U.S. nuclear power generation was little changed after three days of declines as lower output at Alabama and California reactors outweighed gains at plants in Nebraska and Ohio.
Production dropped 0.01 percent to 89,259 megawatts, 5.1 percent below a year earlier, from 89,266 yesterday.

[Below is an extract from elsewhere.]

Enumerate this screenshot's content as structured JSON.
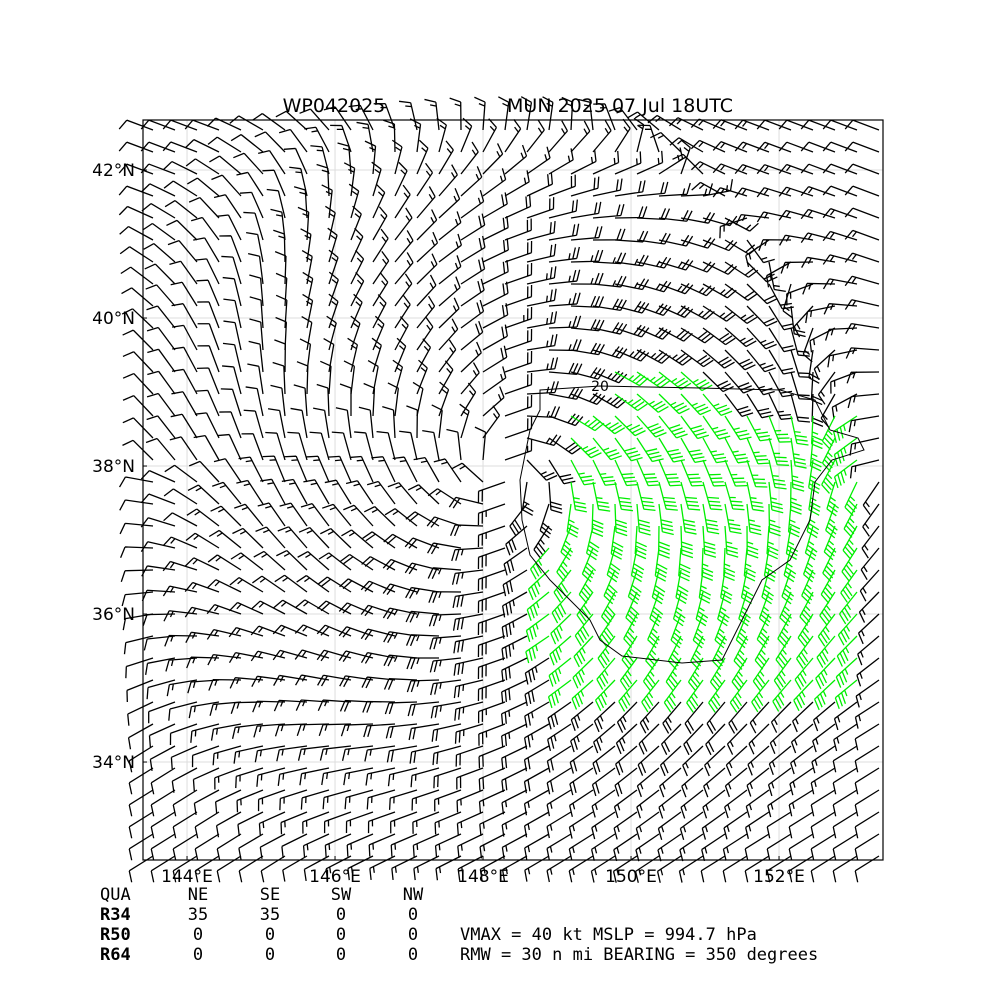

Total U.S. output was 88 percent of capacity with 11 of the 104 U.S. reactors offline.
The Tennessee Valley Authority’s Browns Ferry 2, a reactor with a capacity of 1,104 megawatts 84 miles (135 kilometers) north of Birmingham, Alabama, lowered generation to 48 percent of capacity from 100 percent yesterday.
Output at Diablo Canyon 2, Pacific Gas & Electric Co.’s 1,149 megawatt reactor 160 miles northwest of Los Angeles, fell to 80 percent of capacity from 100 percent yesterday.
Nebraska Public Power District’s 830-megawatt Cooper 1, 64 miles south of Omaha, boosted production to 84 percent of capacity from 24 percent yesterday.
Perry 1, First Energy Corp.’s 1,261-megawatt reactor 35 miles northeast of Cleveland, raised output to 100 percent of of capacity from 78 percent yesterday.
Reactor maintenance shutdowns, usually undertaken in the U.S. spring or fall when energy use is lowest, may increase consumption of natural gas and coal to generate electricity. The average refueling down time was 43 days in 2011, according to the Nuclear Energy Institute.